As part of my two weeks of annual leave, I’ve been making good of the spare time to work on upgrading a lot of my servers, adjusting configurations and performing a large shuffle of virtual machines between some of the hosts I have in different data centers.
As part of this work, I’ve been upgrading what was previously a DR-only host to run as full production after some nice memory and disk upgrades.
Unfortunately I ran into the beloved “Memory squeeze in netback driver” bug as per Xensource bug 762.
This delightful bug leads to a situation where although the server has about 8GB of available memory, Xen runs out of memory for networking to the VMs after a certain number of guests are started.
It’s a known fault with something to do with the Xen dom memory ballooning – one workaround is to force the domain to a certain memory size – easy enough to do, one change in the bootloader and another in the xen configuration files.
However I had to be clever. I thought to myself “Why not just tell the Xen dom to just set the memory now using xm mem-set command and save a reboot?”. Sadly my brilliant idea didn’t extend to checking how much memory the host was actually using….
Since it had been running for a while, a few processes had decided to take advantage of the additional memory and didn’t take kindly to having to fit into the new size, promptly consuming the allocated 256MB plus the swap space on the host.
If you’ve never exhausted a Linux box of memory, what happens next is never fun – Essentially the kernel invokes the Out Of Memory killer, which goes and kills of processes that it thinks are most deserving of being terminated to free resources.
Whilst this sounds like a smart feature, the OOM killer isn’t actually that smart and can do some undesirable activities – in this case, it went and terminated almost all the processes on the server, including both cron and SSH in an attempt to free memory.
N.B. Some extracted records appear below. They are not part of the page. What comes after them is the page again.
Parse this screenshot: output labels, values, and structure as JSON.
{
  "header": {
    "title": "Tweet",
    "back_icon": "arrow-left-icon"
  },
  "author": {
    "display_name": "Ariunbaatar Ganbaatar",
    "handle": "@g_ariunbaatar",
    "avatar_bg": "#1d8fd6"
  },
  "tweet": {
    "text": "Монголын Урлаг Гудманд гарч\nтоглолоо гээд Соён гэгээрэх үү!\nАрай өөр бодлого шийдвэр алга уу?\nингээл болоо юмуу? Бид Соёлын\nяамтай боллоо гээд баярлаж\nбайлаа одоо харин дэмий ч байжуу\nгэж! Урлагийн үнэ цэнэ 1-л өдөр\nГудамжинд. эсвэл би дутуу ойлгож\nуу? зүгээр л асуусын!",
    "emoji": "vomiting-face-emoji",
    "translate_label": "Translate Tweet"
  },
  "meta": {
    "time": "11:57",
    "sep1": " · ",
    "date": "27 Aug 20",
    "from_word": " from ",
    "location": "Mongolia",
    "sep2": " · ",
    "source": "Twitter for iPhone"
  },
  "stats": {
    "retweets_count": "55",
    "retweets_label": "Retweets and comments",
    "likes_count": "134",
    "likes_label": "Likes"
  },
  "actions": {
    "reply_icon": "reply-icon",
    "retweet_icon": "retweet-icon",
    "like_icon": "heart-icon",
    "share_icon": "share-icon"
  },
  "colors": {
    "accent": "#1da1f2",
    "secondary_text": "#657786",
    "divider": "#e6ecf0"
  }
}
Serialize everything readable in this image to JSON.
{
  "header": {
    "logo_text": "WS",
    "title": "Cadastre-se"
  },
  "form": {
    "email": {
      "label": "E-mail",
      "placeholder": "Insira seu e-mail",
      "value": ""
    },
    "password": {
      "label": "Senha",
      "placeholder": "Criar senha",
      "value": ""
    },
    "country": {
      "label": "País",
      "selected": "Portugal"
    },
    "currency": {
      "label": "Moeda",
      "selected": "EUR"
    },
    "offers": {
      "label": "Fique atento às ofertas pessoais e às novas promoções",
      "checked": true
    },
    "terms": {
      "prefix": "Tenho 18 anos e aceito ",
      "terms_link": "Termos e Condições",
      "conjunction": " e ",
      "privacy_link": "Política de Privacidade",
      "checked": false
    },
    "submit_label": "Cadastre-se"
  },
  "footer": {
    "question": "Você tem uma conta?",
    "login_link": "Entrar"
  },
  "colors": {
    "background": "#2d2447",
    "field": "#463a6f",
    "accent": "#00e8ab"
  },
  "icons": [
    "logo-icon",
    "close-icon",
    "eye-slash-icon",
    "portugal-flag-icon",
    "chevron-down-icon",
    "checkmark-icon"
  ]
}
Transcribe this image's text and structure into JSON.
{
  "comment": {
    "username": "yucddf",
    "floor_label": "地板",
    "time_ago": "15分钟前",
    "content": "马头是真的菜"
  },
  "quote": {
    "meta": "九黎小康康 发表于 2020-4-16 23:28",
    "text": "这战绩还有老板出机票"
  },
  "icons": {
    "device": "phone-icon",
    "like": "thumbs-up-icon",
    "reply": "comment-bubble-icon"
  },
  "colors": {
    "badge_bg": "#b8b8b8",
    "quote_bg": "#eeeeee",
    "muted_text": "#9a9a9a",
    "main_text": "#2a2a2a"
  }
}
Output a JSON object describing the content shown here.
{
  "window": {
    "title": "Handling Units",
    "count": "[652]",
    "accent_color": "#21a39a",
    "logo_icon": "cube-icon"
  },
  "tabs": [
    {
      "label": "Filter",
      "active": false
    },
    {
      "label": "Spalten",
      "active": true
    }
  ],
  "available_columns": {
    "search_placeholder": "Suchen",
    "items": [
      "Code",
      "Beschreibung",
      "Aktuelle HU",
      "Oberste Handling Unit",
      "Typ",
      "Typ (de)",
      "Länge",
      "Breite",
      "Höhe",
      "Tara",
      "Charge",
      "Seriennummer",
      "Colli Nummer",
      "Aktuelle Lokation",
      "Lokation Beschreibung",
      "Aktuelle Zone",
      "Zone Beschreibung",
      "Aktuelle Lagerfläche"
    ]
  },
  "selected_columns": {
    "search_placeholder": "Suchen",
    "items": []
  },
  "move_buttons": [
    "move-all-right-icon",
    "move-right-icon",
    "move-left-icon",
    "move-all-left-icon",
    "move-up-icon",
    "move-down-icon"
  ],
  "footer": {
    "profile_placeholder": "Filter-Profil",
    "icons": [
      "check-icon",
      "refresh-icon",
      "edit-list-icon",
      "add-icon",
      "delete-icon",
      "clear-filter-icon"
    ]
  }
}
I had setup a script to automatically restart the server should another remote server be unable to establish an SSH connection after 10mins whilst working on the changes just-in-case I did something silly and killed networking, however with cron terminated, this script isn’t getting executed.
So I now have a box that can do nothing other than ping, located in a data centre requiring a technician to power cycle it – the nightmare of any sysadmin. :-(
These situations are pretty rare these days thanks to most workloads being inside virtual machines or on servers with lights out management, but they still happen from time to time sadly. :-(
This bug is also one of the reasons why I’m really enjoying KVM on RHEL 6 over Xen on RHEL 5, so far it appears far more stable, less buggy and generally less “hacky” in nature.
Interestingly, only seen this bug on x86_64 xen hosts… many of the bugs I find with Xen seem to be architecture specific bugs and often don’t happen on i386 or vice-versa.
Sadly most of my production boxes still have another 12-24 months of life before I can justify upgrading them all to shiny new KVM hosts with LOM capabilities, I look forwards to when I can.
Meanwhile, I think some research into the OOM killer is needed, to find out how I can best configure it not to kill key processes.
The OOM killer isn’t entirely stupid, it does a number of metrics to try and make the best of a bad situation as per the documentation, but at the end of the day it’s just a really nasty tool for a problem you never ever want.